Parkinson’s May Impair Perception of Movement in Abstract Art
People with Parkinson’s disease have an altered perception of movement when viewing abstract art as compared with their age- and education-matched healthy peers, a study found.
These results suggest that motor responses, aesthetic appreciation, and motion are somehow linked — and that altered neurological function, such as that observed in Parkinson’s patients, can change the way that art is perceived.
“People can experience movement in abstract art, even without implied movement, like brush strokes,” Anjan Chatterjee, MD, the study’s last author and a professor of neurology at the University of Pennsylvania’s Perelman School of Medicine, said in a university press release.
“These representations of movement systematically affect people’s aesthetic evaluations, whether they are healthy individuals or people with Parkinson’s disease,” said Chatterjee, also the director of the Penn Center for Neuroaesthetics.
Cognitive neuroscience can “provide clues about how viewing art affects our neural systems,” the university said.
The study, “Movement in Aesthetic Experiences: What We Can Learn from Parkinson’s Disease,” was published in the Journal of Cognitive Neuroscience.
Different aesthetic experiences engage separate neural systems that represent varying types of information, such as perceptual, motor, or emotional. Visual art thus can allow researchers to study how subjective value is constructed from interactions between several neural systems.
Here, the Penn Medicine researchers assessed the aesthetic experiences of 43 patients with Parkinson’s disease.
The patients, who had a mean age of 67.8, were part of a long-term study wherein they underwent cognitive examinations regularly. They were recruited at the Parkinson’s Disease and Movement Disorders Center at Pennsylvania Hospital and all were allowed to keep their usual medications.
A total of 40 people without Parkinson’s, deemed cognitively fit and matched for the patients’ ages and education levels, were recruited from two elderly control research databases. These individuals were used as controls for this study, which was supported by the Smith Family Fund.
All 83 participants were randomly shown 10 high-resolution photographs of action (high-motion) paintings by the artist Jackson Pollock and neoplastic (low-motion) paintings by the artist Piet Mondrian.
Then, they were asked to rate each painting in nine categories: liking, beauty, interest, familiarity, motion, complexity, balance, color-hue, and color-saturation. These ratings were done using a 7-point Likert scale, in which a score of one meant a negative opinion and a score of seven reflected a positive opinion.
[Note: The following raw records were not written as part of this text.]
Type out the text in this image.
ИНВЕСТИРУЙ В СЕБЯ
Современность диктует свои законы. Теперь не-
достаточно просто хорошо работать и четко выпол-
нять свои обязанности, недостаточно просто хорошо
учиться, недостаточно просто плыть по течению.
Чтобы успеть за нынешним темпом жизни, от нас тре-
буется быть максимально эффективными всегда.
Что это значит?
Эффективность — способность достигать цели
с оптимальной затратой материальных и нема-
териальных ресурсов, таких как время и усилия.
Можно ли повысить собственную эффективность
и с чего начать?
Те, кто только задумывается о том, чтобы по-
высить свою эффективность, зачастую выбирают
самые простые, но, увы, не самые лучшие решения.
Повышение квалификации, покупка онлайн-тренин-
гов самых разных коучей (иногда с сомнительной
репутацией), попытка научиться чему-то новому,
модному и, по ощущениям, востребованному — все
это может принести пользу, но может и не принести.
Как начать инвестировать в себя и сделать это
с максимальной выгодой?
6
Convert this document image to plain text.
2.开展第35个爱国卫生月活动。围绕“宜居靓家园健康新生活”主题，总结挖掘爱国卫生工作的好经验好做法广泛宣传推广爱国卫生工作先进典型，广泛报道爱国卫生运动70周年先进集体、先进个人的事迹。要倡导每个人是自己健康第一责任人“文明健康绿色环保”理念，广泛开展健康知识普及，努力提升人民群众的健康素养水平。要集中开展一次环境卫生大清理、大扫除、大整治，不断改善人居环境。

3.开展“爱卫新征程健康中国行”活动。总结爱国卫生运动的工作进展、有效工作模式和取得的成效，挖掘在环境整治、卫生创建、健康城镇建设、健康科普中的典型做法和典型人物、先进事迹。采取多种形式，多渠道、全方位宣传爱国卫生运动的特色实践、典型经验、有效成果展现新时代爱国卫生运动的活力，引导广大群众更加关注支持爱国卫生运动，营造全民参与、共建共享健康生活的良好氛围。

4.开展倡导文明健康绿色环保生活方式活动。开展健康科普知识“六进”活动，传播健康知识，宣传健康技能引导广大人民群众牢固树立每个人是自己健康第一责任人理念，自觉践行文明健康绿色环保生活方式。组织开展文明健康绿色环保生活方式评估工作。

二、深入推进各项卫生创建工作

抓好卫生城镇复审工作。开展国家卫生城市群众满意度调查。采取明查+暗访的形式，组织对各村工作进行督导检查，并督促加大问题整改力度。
The color ratings were used as a relatively objective control.
Overall, the Parkinson’s patients preferred the paintings by Pollock while the healthy controls liked those of Mondrian. Perceptions of movement, however, were always significantly lower in Parkinson’s patients compared with the controls.
This was detected with both Pollock’s and Mondrian’s paintings, suggesting that the feeling of movement was not necessarily restricted to the strokes simulating bodily actions. Instead, according to the researchers, the findings showed that abstract visual elements in a painting can be viewed as dynamic and rhythmic.
“Our findings are particularly significant because, previously, it was posited that viewing abstract art stimulated the motor system because people could envision the gestures the artist took when painting,” said Stacey Humphries, PhD, a postdoctoral researcher in the neurology department and the study’s lead author.
“But our research shows that even without those representations of movement, the motor system can interpret static visual clues as movement and in turn impact the viewer’s aesthetic appreciation,” Humphries said.
No differences were seen between the two groups regarding the complexity ratings or the relationship between complexity and liking of art.
The researchers noted that the Mondrian paintings that were given the highest motion ratings in this study “contained more visual elements, overlapping lines, repetition, and many small areas of contrasting colors,” according to the press release.
The results suggest that “the brain’s motor system is involved in translating nonrepresentational information from static visual cues in the image into representations of movement,” the researchers wrote.
In addition, the findings support the idea that changes in the brain affect how art is perceived and likely valued.
Since the Parkinson’s patients were allowed to keep taking their regular medication — which most often includes dopaminergic medicines, specifically levodopa — how dopamine could affect their aesthetic experiences remains unknown.
Of note, Parkinson’s is characterized by the loss of neurons that make the neurotransmitter dopamine, a chemical messenger that allows nerve cells to communicate and, among other functions, helps regulate movement.
“Overall, we find support for hypotheses linking motion, motor responses, and aesthetic appreciation. People with Parkinson’s disease have altered art appreciation that is linked specifically to their altered ability to form movement representations from static abstract images,” the researchers concluded.